Pemerintah perlu libatkan RT/RW untuk membantu menghimpun data masyarakat.
Pentolan aktivis 98, Saryo Purwanto, meminta pemerintah untuk membenahi pola pendataan penerima bantuan sosial (bansos) agar tidak terjadi lagi kasus salah sasaran yang bisa menyebabkan kekisruhan. Menurutnya, pola pendataan yang dilakukan oleh pemerintah saat ini perlu diubah dengan pendekatan lain.
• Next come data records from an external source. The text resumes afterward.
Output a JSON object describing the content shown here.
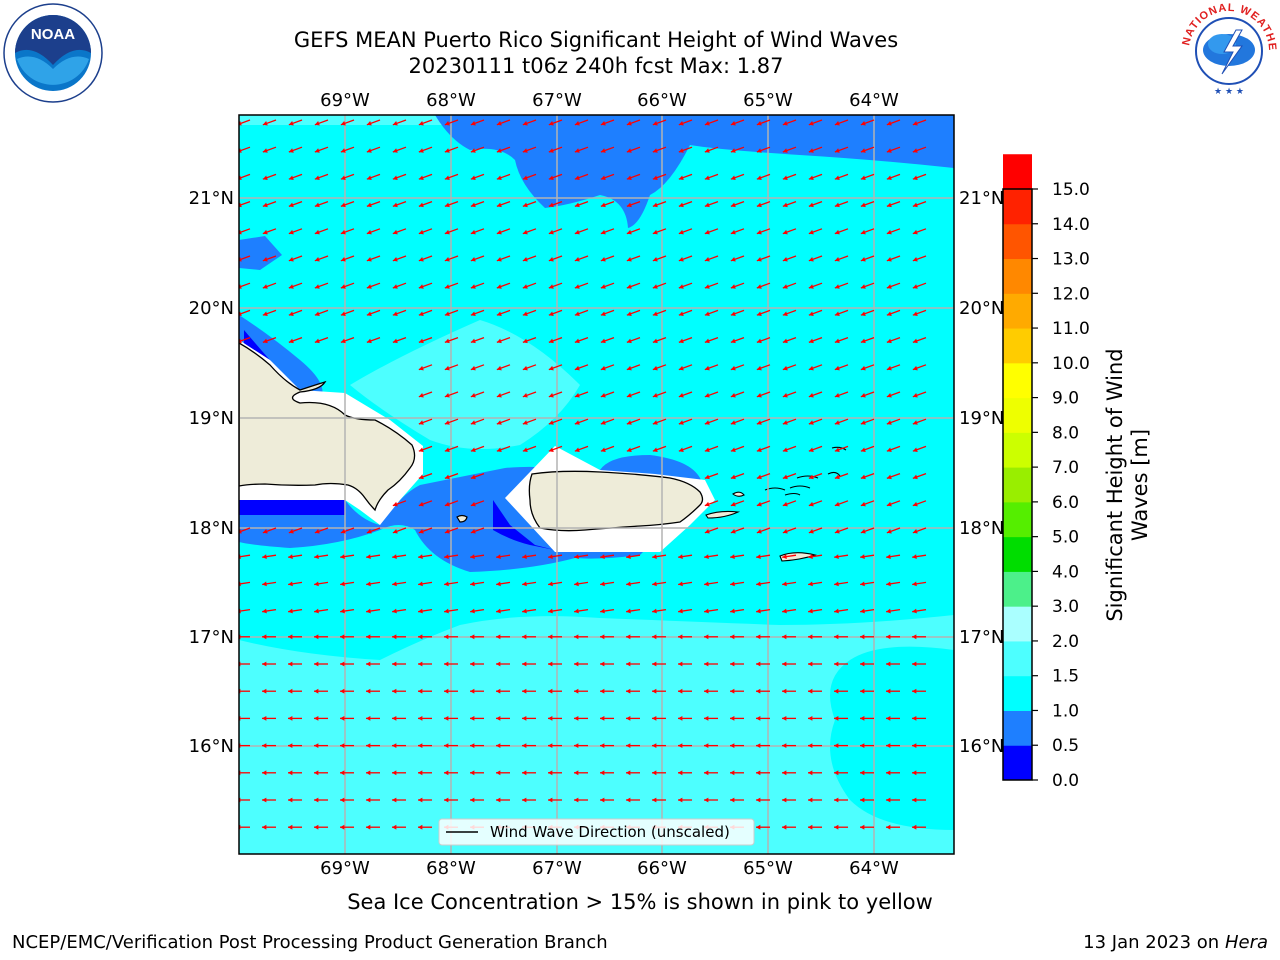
{
  "title": {
    "line1": "GEFS MEAN Puerto Rico Significant Height of Wind Waves",
    "line2": "20230111 t06z 240h fcst   Max: 1.87"
  },
  "map": {
    "lon_ticks": [
      "69°W",
      "68°W",
      "67°W",
      "66°W",
      "65°W",
      "64°W"
    ],
    "lat_ticks": [
      "21°N",
      "20°N",
      "19°N",
      "18°N",
      "17°N",
      "16°N"
    ],
    "legend_label": "Wind Wave Direction (unscaled)",
    "arrow_direction": "southwest (trade-wind easterlies)",
    "land_color": "#eeecd9"
  },
  "colorbar": {
    "title_line1": "Significant Height of Wind",
    "title_line2": "Waves [m]",
    "tick_labels": [
      "0.0",
      "0.5",
      "1.0",
      "1.5",
      "2.0",
      "3.0",
      "4.0",
      "5.0",
      "6.0",
      "7.0",
      "8.0",
      "9.0",
      "10.0",
      "11.0",
      "12.0",
      "13.0",
      "14.0",
      "15.0"
    ],
    "colors": [
      "#0000ff",
      "#1e7fff",
      "#00ffff",
      "#4dffff",
      "#aaffff",
      "#4cf08a",
      "#00dd00",
      "#55ee00",
      "#99ee00",
      "#ccff00",
      "#eeff00",
      "#ffff00",
      "#ffcc00",
      "#ffaa00",
      "#ff8800",
      "#ff5500",
      "#ff2200",
      "#ff0000"
    ]
  },
  "ice_note": "Sea Ice Concentration > 15% is shown in pink to yellow",
  "footer": {
    "left": "NCEP/EMC/Verification Post Processing Product Generation Branch",
    "right_date": "13 Jan 2023 on ",
    "right_host": "Hera"
  },
  "logos": {
    "noaa_text": "NOAA",
    "nws_text": "NATIONAL WEATHER SERVICE"
  }
}
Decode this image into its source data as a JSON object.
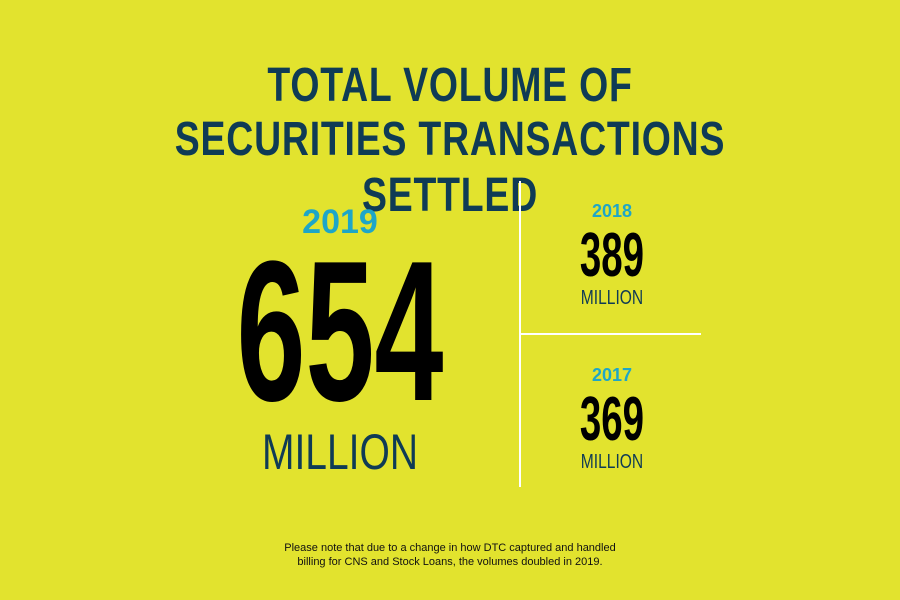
{
  "title": {
    "line1": "TOTAL VOLUME OF",
    "line2": "SECURITIES TRANSACTIONS SETTLED"
  },
  "main_stat": {
    "year": "2019",
    "value": "654",
    "unit": "MILLION"
  },
  "side_stats": [
    {
      "year": "2018",
      "value": "389",
      "unit": "MILLION"
    },
    {
      "year": "2017",
      "value": "369",
      "unit": "MILLION"
    }
  ],
  "footnote": {
    "line1": "Please note that due to a change in how DTC captured and handled",
    "line2": "billing for CNS and Stock Loans, the volumes doubled in 2019."
  },
  "colors": {
    "background": "#e2e32e",
    "title": "#0f3b55",
    "year_accent": "#1ea6c7",
    "value": "#000000",
    "divider": "#ffffff"
  }
}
“Pola collecting data ini yang harus dirubah oleh pemerintah, ia harus menggunakan pendekatan dari bawah ke atas (bottom up) enggak bisa lagi menggunakan tenaga sukarelawan (volunteer) atau tenaga-tenaga yang sifatnya semacam petugas sensus. Itu gak bisa,” terangnya dalam video conference (19/1).
Aktivis sapaan akrab Komeng ini menyampaikan bahwa jumlah orang miskin maupun orang yang kehilangan pekerjaan atau tidak memiliki pekerjaan (pengangguran) akan meningkat 2 hingga 3 kali lipat dari sebelumnya. Pasalnya, pandemi yang sedang melanda hampir satu tahun lamanya ini telah menyebabkan keadaan yang multikrisis, khususnya pada aspek ekonomi dan kesehatan.
Meski pemerintah memiliki program untuk melakukan update data per 6 bulan sekali, namun Komeng menilai pendataan tersebut terkadang tidak menyentuh atau menginput data dari warga miskin yang terkena pemutusan hubungan kerja (PHK).
“Inilah yang menyebabkan selalu tidak pernah beresnya pendataan dalam distribusi bansos, baik tunai, PKH, atau sembako. Ini semuanya kisruh karena sumber datanya sama,” ujar Komeng.